Il ferma les yeux en m’embrassant plus longuement.

J’aurais souhaité que ça ne s’arrête jamais.

Il se recula légèrement, me regarda dans les yeux.

– Tu serais si belle avec les cheveux courts.

La paire de ciseaux tomba de sa poche.

****

Je ne réalisai pas tout de suite. Mon coeur était pris dans un étau. Une part de moi voulait céder à toutes ses demandes, pourvu qu’elle soit aimée ; l’autre était tout simplement en train de disjoncter.

Au fond de moi, le ruisseau venait de se tarir.

– Tu peux bien faire ça pour moi, susurra-t-il, lames en main.

Il leva le bras avec sa douceur habituelle. Je saisis son poignet avec violence.

Le ruisseau se gonflait avec violence.

– Je t’aimerai davantage si tu le fais.

Mon âme se déchira avec un claquement sec. Le ruisseau devint torrent, submergeant la berge.

Des écailles apparurent sur mon corps. Je sentais ma colonne vertébrale se prolonger en une longue queue.

Je n’étais plus que colère.

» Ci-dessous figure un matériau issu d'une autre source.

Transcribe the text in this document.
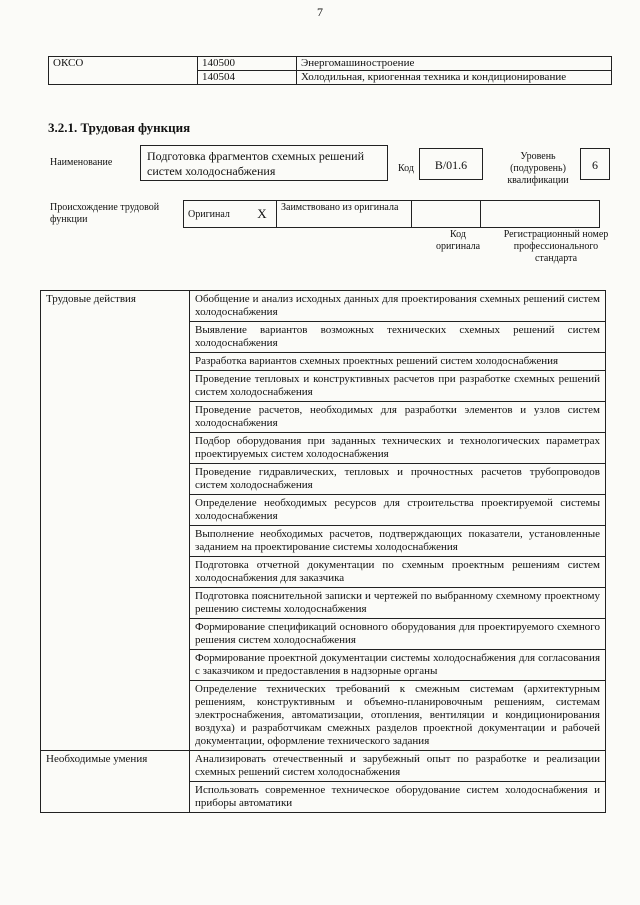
7
ОКСО	140500	Энергомашиностроение
	140504	Холодильная, криогенная техника и кондиционирование
3.2.1. Трудовая функция
Наименование	Подготовка фрагментов схемных решений систем холодоснабжения	Код	B/01.6
Уровень (подуровень) квалификации
6
Происхождение трудовой функции	Оригинал	X	Заимствовано из оригинала		
Код оригинала
Регистрационный номер профессионального стандарта
Трудовые действия	Обобщение и анализ исходных данных для проектирования схемных решений систем холодоснабжения
	Выявление вариантов возможных технических схемных решений систем холодоснабжения
	Разработка вариантов схемных проектных решений систем холодоснабжения
	Проведение тепловых и конструктивных расчетов при разработке схемных решений систем холодоснабжения
	Проведение расчетов, необходимых для разработки элементов и узлов систем холодоснабжения
	Подбор оборудования при заданных технических и технологических параметрах проектируемых систем холодоснабжения
	Проведение гидравлических, тепловых и прочностных расчетов трубопроводов систем холодоснабжения
	Определение необходимых ресурсов для строительства проектируемой системы холодоснабжения
	Выполнение необходимых расчетов, подтверждающих показатели, установленные заданием на проектирование системы холодоснабжения
	Подготовка отчетной документации по схемным проектным решениям систем холодоснабжения для заказчика
	Подготовка пояснительной записки и чертежей по выбранному схемному проектному решению системы холодоснабжения
	Формирование спецификаций основного оборудования для проектируемого схемного решения систем холодоснабжения
	Формирование проектной документации системы холодоснабжения для согласования с заказчиком и предоставления в надзорные органы
	Определение технических требований к смежным системам (архитектурным решениям, конструктивным и объемно-планировочным решениям, системам электроснабжения, автоматизации, отопления, вентиляции и кондиционирования воздуха) и разработчикам смежных разделов проектной документации и рабочей документации, оформление технического задания
Необходимые умения	Анализировать отечественный и зарубежный опыт по разработке и реализации схемных решений систем холодоснабжения
	Использовать современное техническое оборудование систем холодоснабжения и приборы автоматики
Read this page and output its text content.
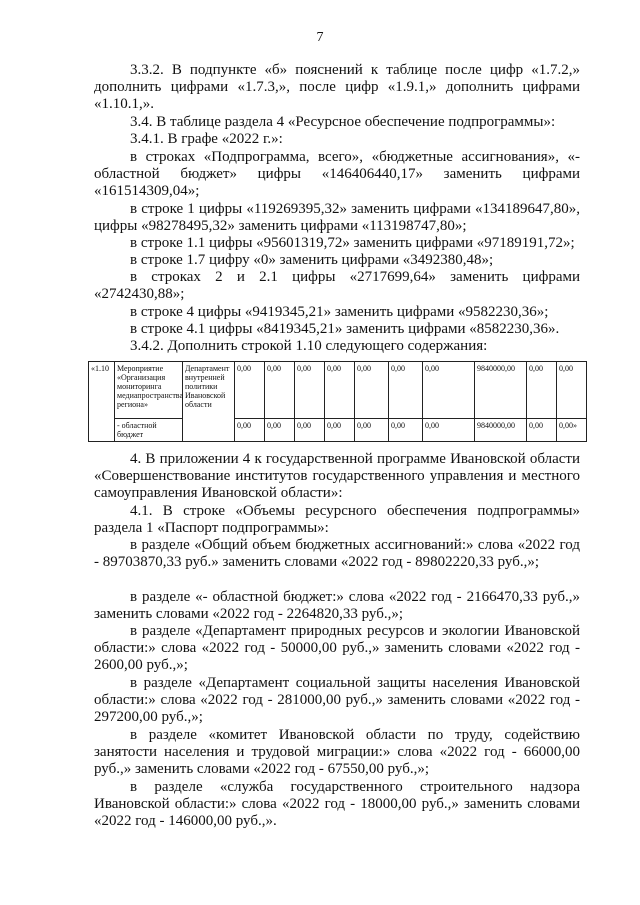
7

3.3.2. В подпункте «б» пояснений к таблице после цифр «1.7.2,» дополнить цифрами «1.7.3,», после цифр «1.9.1,» дополнить цифрами «1.10.1,».

3.4. В таблице раздела 4 «Ресурсное обеспечение подпрограммы»:

3.4.1. В графе «2022 г.»:

в строках «Подпрограмма, всего», «бюджетные ассигнования», «- областной бюджет» цифры «146406440,17» заменить цифрами «161514309,04»;

в строке 1 цифры «119269395,32» заменить цифрами «134189647,80», цифры «98278495,32» заменить цифрами «113198747,80»;

в строке 1.1 цифры «95601319,72» заменить цифрами «97189191,72»;

в строке 1.7 цифру «0» заменить цифрами «3492380,48»;

в строках 2 и 2.1 цифры «2717699,64» заменить цифрами «2742430,88»;

в строке 4 цифры «9419345,21» заменить цифрами «9582230,36»;

в строке 4.1 цифры «8419345,21» заменить цифрами «8582230,36».

3.4.2. Дополнить строкой 1.10 следующего содержания:

«1.10	Мероприятие «Организация мониторинга медиапространства региона»	Департамент внутренней политики Ивановской области	0,00	0,00	0,00	0,00	0,00	0,00	0,00	9840000,00	0,00	0,00
	- областной бюджет		0,00	0,00	0,00	0,00	0,00	0,00	0,00	9840000,00	0,00	0,00»

4. В приложении 4 к государственной программе Ивановской области «Совершенствование институтов государственного управления и местного самоуправления Ивановской области»:

4.1. В строке «Объемы ресурсного обеспечения подпрограммы» раздела 1 «Паспорт подпрограммы»:

в разделе «Общий объем бюджетных ассигнований:» слова «2022 год - 89703870,33 руб.» заменить словами «2022 год - 89802220,33 руб.,»;

в разделе «- областной бюджет:» слова «2022 год - 2166470,33 руб.,» заменить словами «2022 год - 2264820,33 руб.,»;

в разделе «Департамент природных ресурсов и экологии Ивановской области:» слова «2022 год - 50000,00 руб.,» заменить словами «2022 год - 2600,00 руб.,»;

в разделе «Департамент социальной защиты населения Ивановской области:» слова «2022 год - 281000,00 руб.,» заменить словами «2022 год - 297200,00 руб.,»;

в разделе «комитет Ивановской области по труду, содействию занятости населения и трудовой миграции:» слова «2022 год - 66000,00 руб.,» заменить словами «2022 год - 67550,00 руб.,»;

в разделе «служба государственного строительного надзора Ивановской области:» слова «2022 год - 18000,00 руб.,» заменить словами «2022 год - 146000,00 руб.,».
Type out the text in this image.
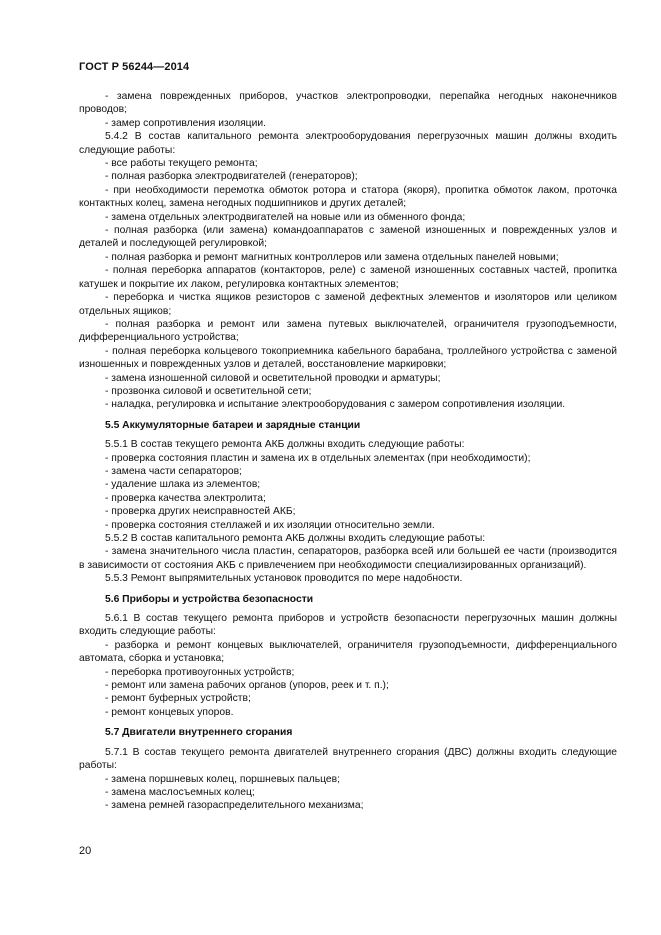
ГОСТ Р 56244—2014

- замена поврежденных приборов, участков электропроводки, перепайка негодных наконечников проводов;

- замер сопротивления изоляции.

5.4.2 В состав капитального ремонта электрооборудования перегрузочных машин должны входить следующие работы:

- все работы текущего ремонта;

- полная разборка электродвигателей (генераторов);

- при необходимости перемотка обмоток ротора и статора (якоря), пропитка обмоток лаком, проточка контактных колец, замена негодных подшипников и других деталей;

- замена отдельных электродвигателей на новые или из обменного фонда;

- полная разборка (или замена) командоаппаратов с заменой изношенных и поврежденных узлов и деталей и последующей регулировкой;

- полная разборка и ремонт магнитных контроллеров или замена отдельных панелей новыми;

- полная переборка аппаратов (контакторов, реле) с заменой изношенных составных частей, пропитка катушек и покрытие их лаком, регулировка контактных элементов;

- переборка и чистка ящиков резисторов с заменой дефектных элементов и изоляторов или целиком отдельных ящиков;

- полная разборка и ремонт или замена путевых выключателей, ограничителя грузоподъемности, дифференциального устройства;

- полная переборка кольцевого токоприемника кабельного барабана, троллейного устройства с заменой изношенных и поврежденных узлов и деталей, восстановление маркировки;

- замена изношенной силовой и осветительной проводки и арматуры;

- прозвонка силовой и осветительной сети;

- наладка, регулировка и испытание электрооборудования с замером сопротивления изоляции.

5.5 Аккумуляторные батареи и зарядные станции

5.5.1 В состав текущего ремонта АКБ должны входить следующие работы:

- проверка состояния пластин и замена их в отдельных элементах (при необходимости);

- замена части сепараторов;

- удаление шлака из элементов;

- проверка качества электролита;

- проверка других неисправностей АКБ;

- проверка состояния стеллажей и их изоляции относительно земли.

5.5.2 В состав капитального ремонта АКБ должны входить следующие работы:

- замена значительного числа пластин, сепараторов, разборка всей или большей ее части (производится в зависимости от состояния АКБ с привлечением при необходимости специализированных организаций).

5.5.3 Ремонт выпрямительных установок проводится по мере надобности.

5.6 Приборы и устройства безопасности

5.6.1 В состав текущего ремонта приборов и устройств безопасности перегрузочных машин должны входить следующие работы:

- разборка и ремонт концевых выключателей, ограничителя грузоподъемности, дифференциального автомата, сборка и установка;

- переборка противоугонных устройств;

- ремонт или замена рабочих органов (упоров, реек и т. п.);

- ремонт буферных устройств;

- ремонт концевых упоров.

5.7 Двигатели внутреннего сгорания

5.7.1 В состав текущего ремонта двигателей внутреннего сгорания (ДВС) должны входить следующие работы:

- замена поршневых колец, поршневых пальцев;

- замена маслосъемных колец;

- замена ремней газораспределительного механизма;

20
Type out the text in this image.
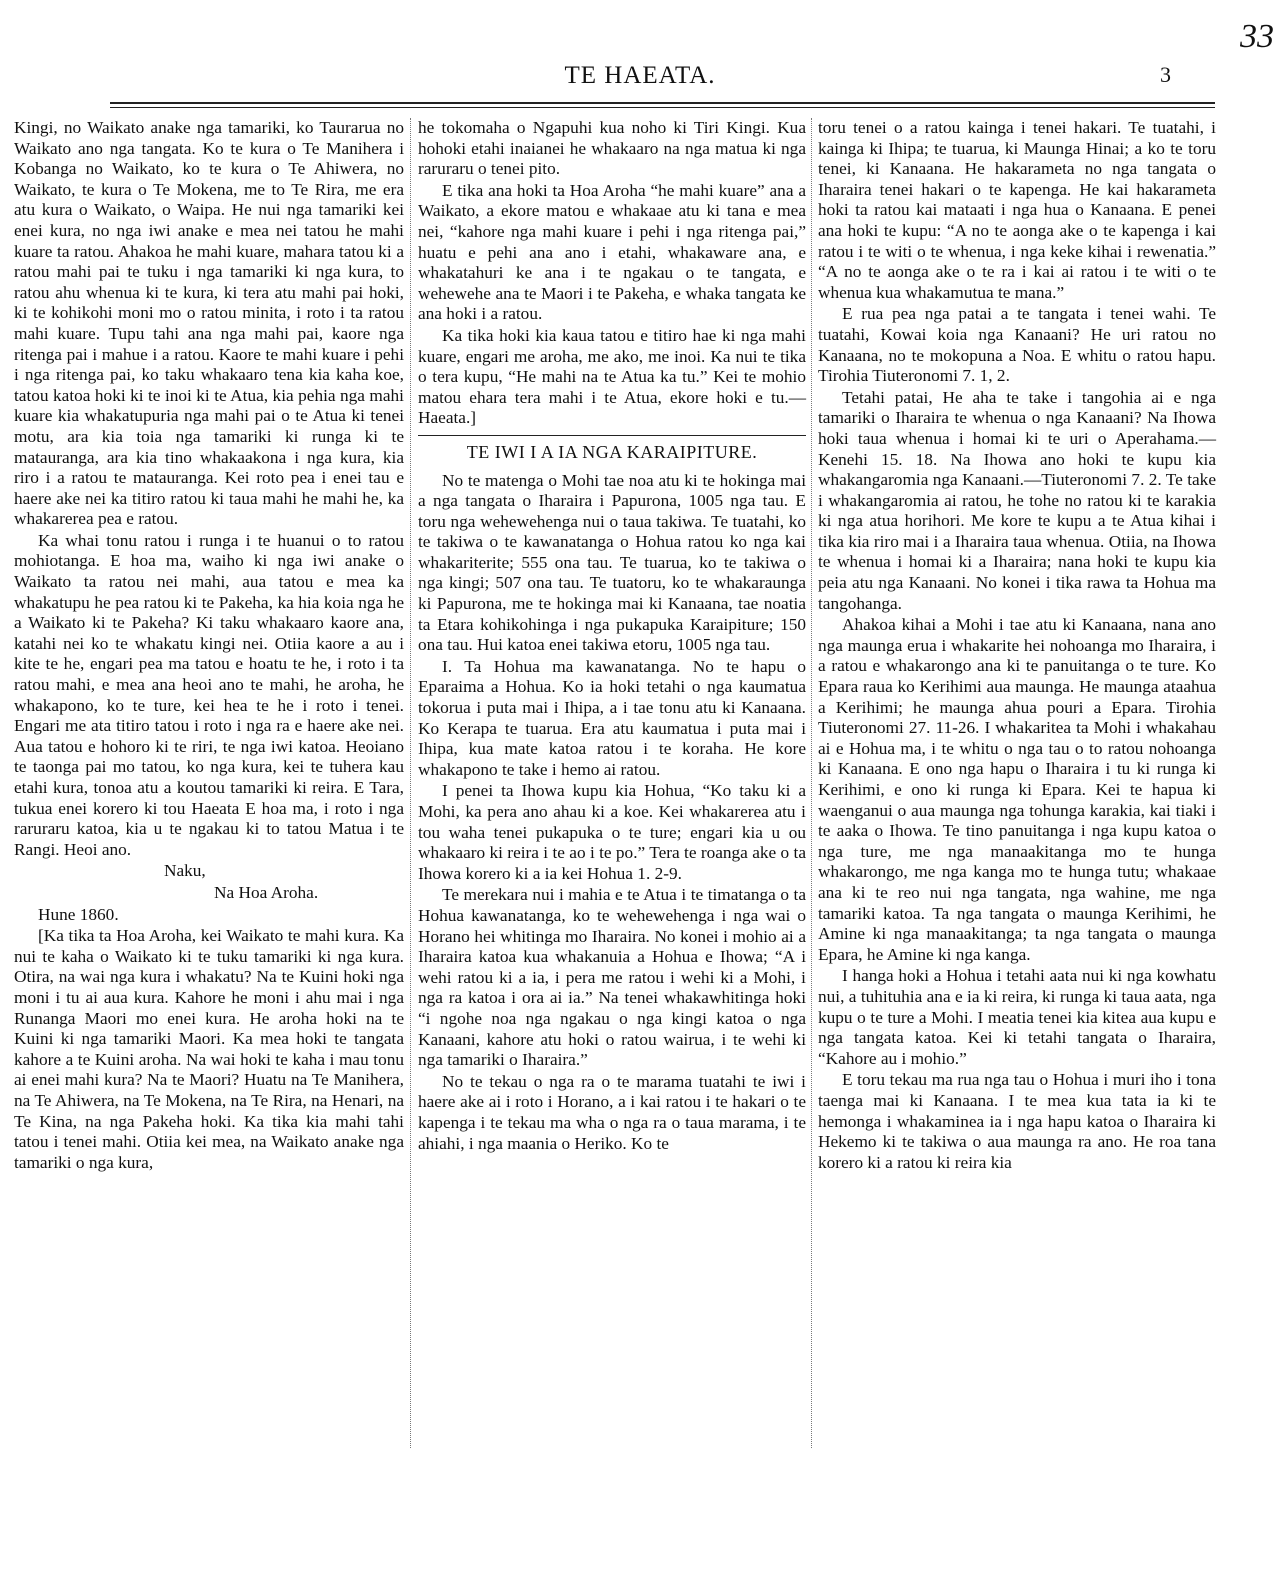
33
TE HAEATA.	3

Kingi, no Waikato anake nga tamariki, ko Taurarua no Waikato ano nga tangata. Ko te kura o Te Manihera i Kobanga no Waikato, ko te kura o Te Ahiwera, no Waikato, te kura o Te Mokena, me to Te Rira, me era atu kura o Waikato, o Waipa. He nui nga tamariki kei enei kura, no nga iwi anake e mea nei tatou he mahi kuare ta ratou. Ahakoa he mahi kuare, mahara tatou ki a ratou mahi pai te tuku i nga tamariki ki nga kura, to ratou ahu whenua ki te kura, ki tera atu mahi pai hoki, ki te kohikohi moni mo o ratou minita, i roto i ta ratou mahi kuare. Tupu tahi ana nga mahi pai, kaore nga ritenga pai i mahue i a ratou. Kaore te mahi kuare i pehi i nga ritenga pai, ko taku whakaaro tena kia kaha koe, tatou katoa hoki ki te inoi ki te Atua, kia pehia nga mahi kuare kia whakatupuria nga mahi pai o te Atua ki tenei motu, ara kia toia nga tamariki ki runga ki te matauranga, ara kia tino whakaakona i nga kura, kia riro i a ratou te matauranga. Kei roto pea i enei tau e haere ake nei ka titiro ratou ki taua mahi he mahi he, ka whakarerea pea e ratou.

Ka whai tonu ratou i runga i te huanui o to ratou mohiotanga. E hoa ma, waiho ki nga iwi anake o Waikato ta ratou nei mahi, aua tatou e mea ka whakatupu he pea ratou ki te Pakeha, ka hia koia nga he a Waikato ki te Pakeha? Ki taku whakaaro kaore ana, katahi nei ko te whakatu kingi nei. Otiia kaore a au i kite te he, engari pea ma tatou e hoatu te he, i roto i ta ratou mahi, e mea ana heoi ano te mahi, he aroha, he whakapono, ko te ture, kei hea te he i roto i tenei. Engari me ata titiro tatou i roto i nga ra e haere ake nei. Aua tatou e hohoro ki te riri, te nga iwi katoa. Heoiano te taonga pai mo tatou, ko nga kura, kei te tuhera kau etahi kura, tonoa atu a koutou tamariki ki reira. E Tara, tukua enei korero ki tou Haeata E hoa ma, i roto i nga raruraru katoa, kia u te ngakau ki to tatou Matua i te Rangi. Heoi ano.

Naku,

Na Hoa Aroha.

Hune 1860.

[Ka tika ta Hoa Aroha, kei Waikato te mahi kura. Ka nui te kaha o Waikato ki te tuku tamariki ki nga kura. Otira, na wai nga kura i whakatu? Na te Kuini hoki nga moni i tu ai aua kura. Kahore he moni i ahu mai i nga Runanga Maori mo enei kura. He aroha hoki na te Kuini ki nga tamariki Maori. Ka mea hoki te tangata kahore a te Kuini aroha. Na wai hoki te kaha i mau tonu ai enei mahi kura? Na te Maori? Huatu na Te Manihera, na Te Ahiwera, na Te Mokena, na Te Rira, na Henari, na Te Kina, na nga Pakeha hoki. Ka tika kia mahi tahi tatou i tenei mahi. Otiia kei mea, na Waikato anake nga tamariki o nga kura,

he tokomaha o Ngapuhi kua noho ki Tiri Kingi. Kua hohoki etahi inaianei he whakaaro na nga matua ki nga raruraru o tenei pito.

E tika ana hoki ta Hoa Aroha “he mahi kuare” ana a Waikato, a ekore matou e whakaae atu ki tana e mea nei, “kahore nga mahi kuare i pehi i nga ritenga pai,” huatu e pehi ana ano i etahi, whakaware ana, e whakatahuri ke ana i te ngakau o te tangata, e wehewehe ana te Maori i te Pakeha, e whaka tangata ke ana hoki i a ratou.

Ka tika hoki kia kaua tatou e titiro hae ki nga mahi kuare, engari me aroha, me ako, me inoi. Ka nui te tika o tera kupu, “He mahi na te Atua ka tu.” Kei te mohio matou ehara tera mahi i te Atua, ekore hoki e tu.—Haeata.]

TE IWI I A IA NGA KARAIPITURE.

No te matenga o Mohi tae noa atu ki te hokinga mai a nga tangata o Iharaira i Papurona, 1005 nga tau. E toru nga wehewehenga nui o taua takiwa. Te tuatahi, ko te takiwa o te kawanatanga o Hohua ratou ko nga kai whakariterite; 555 ona tau. Te tuarua, ko te takiwa o nga kingi; 507 ona tau. Te tuatoru, ko te whakaraunga ki Papurona, me te hokinga mai ki Kanaana, tae noatia ta Etara kohikohinga i nga pukapuka Karaipiture; 150 ona tau. Hui katoa enei takiwa etoru, 1005 nga tau.

I. Ta Hohua ma kawanatanga. No te hapu o Eparaima a Hohua. Ko ia hoki tetahi o nga kaumatua tokorua i puta mai i Ihipa, a i tae tonu atu ki Kanaana. Ko Kerapa te tuarua. Era atu kaumatua i puta mai i Ihipa, kua mate katoa ratou i te koraha. He kore whakapono te take i hemo ai ratou.

I penei ta Ihowa kupu kia Hohua, “Ko taku ki a Mohi, ka pera ano ahau ki a koe. Kei whakarerea atu i tou waha tenei pukapuka o te ture; engari kia u ou whakaaro ki reira i te ao i te po.” Tera te roanga ake o ta Ihowa korero ki a ia kei Hohua 1. 2-9.

Te merekara nui i mahia e te Atua i te timatanga o ta Hohua kawanatanga, ko te wehewehenga i nga wai o Horano hei whitinga mo Iharaira. No konei i mohio ai a Iharaira katoa kua whakanuia a Hohua e Ihowa; “A i wehi ratou ki a ia, i pera me ratou i wehi ki a Mohi, i nga ra katoa i ora ai ia.” Na tenei whakawhitinga hoki “i ngohe noa nga ngakau o nga kingi katoa o nga Kanaani, kahore atu hoki o ratou wairua, i te wehi ki nga tamariki o Iharaira.”

No te tekau o nga ra o te marama tuatahi te iwi i haere ake ai i roto i Horano, a i kai ratou i te hakari o te kapenga i te tekau ma wha o nga ra o taua marama, i te ahiahi, i nga maania o Heriko. Ko te

toru tenei o a ratou kainga i tenei hakari. Te tuatahi, i kainga ki Ihipa; te tuarua, ki Maunga Hinai; a ko te toru tenei, ki Kanaana. He hakarameta no nga tangata o Iharaira tenei hakari o te kapenga. He kai hakarameta hoki ta ratou kai mataati i nga hua o Kanaana. E penei ana hoki te kupu: “A no te aonga ake o te kapenga i kai ratou i te witi o te whenua, i nga keke kihai i rewenatia.” “A no te aonga ake o te ra i kai ai ratou i te witi o te whenua kua whakamutua te mana.”

E rua pea nga patai a te tangata i tenei wahi. Te tuatahi, Kowai koia nga Kanaani? He uri ratou no Kanaana, no te mokopuna a Noa. E whitu o ratou hapu. Tirohia Tiuteronomi 7. 1, 2.

Tetahi patai, He aha te take i tangohia ai e nga tamariki o Iharaira te whenua o nga Kanaani? Na Ihowa hoki taua whenua i homai ki te uri o Aperahama.—Kenehi 15. 18. Na Ihowa ano hoki te kupu kia whakangaromia nga Kanaani.—Tiuteronomi 7. 2. Te take i whakangaromia ai ratou, he tohe no ratou ki te karakia ki nga atua horihori. Me kore te kupu a te Atua kihai i tika kia riro mai i a Iharaira taua whenua. Otiia, na Ihowa te whenua i homai ki a Iharaira; nana hoki te kupu kia peia atu nga Kanaani. No konei i tika rawa ta Hohua ma tangohanga.

Ahakoa kihai a Mohi i tae atu ki Kanaana, nana ano nga maunga erua i whakarite hei nohoanga mo Iharaira, i a ratou e whakarongo ana ki te panuitanga o te ture. Ko Epara raua ko Kerihimi aua maunga. He maunga ataahua a Kerihimi; he maunga ahua pouri a Epara. Tirohia Tiuteronomi 27. 11-26. I whakaritea ta Mohi i whakahau ai e Hohua ma, i te whitu o nga tau o to ratou nohoanga ki Kanaana. E ono nga hapu o Iharaira i tu ki runga ki Kerihimi, e ono ki runga ki Epara. Kei te hapua ki waenganui o aua maunga nga tohunga karakia, kai tiaki i te aaka o Ihowa. Te tino panuitanga i nga kupu katoa o nga ture, me nga manaakitanga mo te hunga whakarongo, me nga kanga mo te hunga tutu; whakaae ana ki te reo nui nga tangata, nga wahine, me nga tamariki katoa. Ta nga tangata o maunga Kerihimi, he Amine ki nga manaakitanga; ta nga tangata o maunga Epara, he Amine ki nga kanga.

I hanga hoki a Hohua i tetahi aata nui ki nga kowhatu nui, a tuhituhia ana e ia ki reira, ki runga ki taua aata, nga kupu o te ture a Mohi. I meatia tenei kia kitea aua kupu e nga tangata katoa. Kei ki tetahi tangata o Iharaira, “Kahore au i mohio.”

E toru tekau ma rua nga tau o Hohua i muri iho i tona taenga mai ki Kanaana. I te mea kua tata ia ki te hemonga i whakaminea ia i nga hapu katoa o Iharaira ki Hekemo ki te takiwa o aua maunga ra ano. He roa tana korero ki a ratou ki reira kia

Et cette colère me faisait léviter dans les airs.

Je me souviens avoir vu mon ombre, sur le sol. Serpentoïde, quatre pattes fines et palmées, des excroissances hérissées le long de mon dos, une gueule béante, des crocs acérés. 

L’ombre s’estompa tandis que le ciel se couvrait de nuages. Je sentis que la pluie qui s’abattait avec rage découlait de ma propre volonté.

Au sol, Lionel était surpris, choqué sans doute, mais pas plus inquiet. Pas de peur dans ses yeux.

Comme s’il était confiant. Comme s’il se disait que je ne lui ferais jamais de mal.

Cet air tranquille sur son visage fut le déclencheur.

Je me mis à hurler. Je ne me contrôlais plus, et la rage qui inondait mon âme était décidée à en finir.

Des trombes d’eaux se déversèrent dans l’escalier. Il réussit à s’accrocher à la balustrade mais ne pouvait sortir la tête hors de la masse liquide qui bouillonnait, infinie et fatale.

L’horreur. Enfin. La terreur commença à déformer ses traits tandis qu’il suffoquait, privé d’air.

Ou peut-être tentait-il encore de me manipuler.

Je hurlai de nouveau, l’eau se gonfla, l’orage éclata.

*****

J’appris plus tard qu’un surveillant avait retrouvé le corps sans vie de Lionel, dont les poumons étaient remplis d’eau, dans un escalier détrempé par une averse de saison.

On cherche tous à obtenir le pouvoir.

Plus on en a, plus on oublie que les pouvoirs les plus destructeurs sont ceux que l’on ne peut percevoir.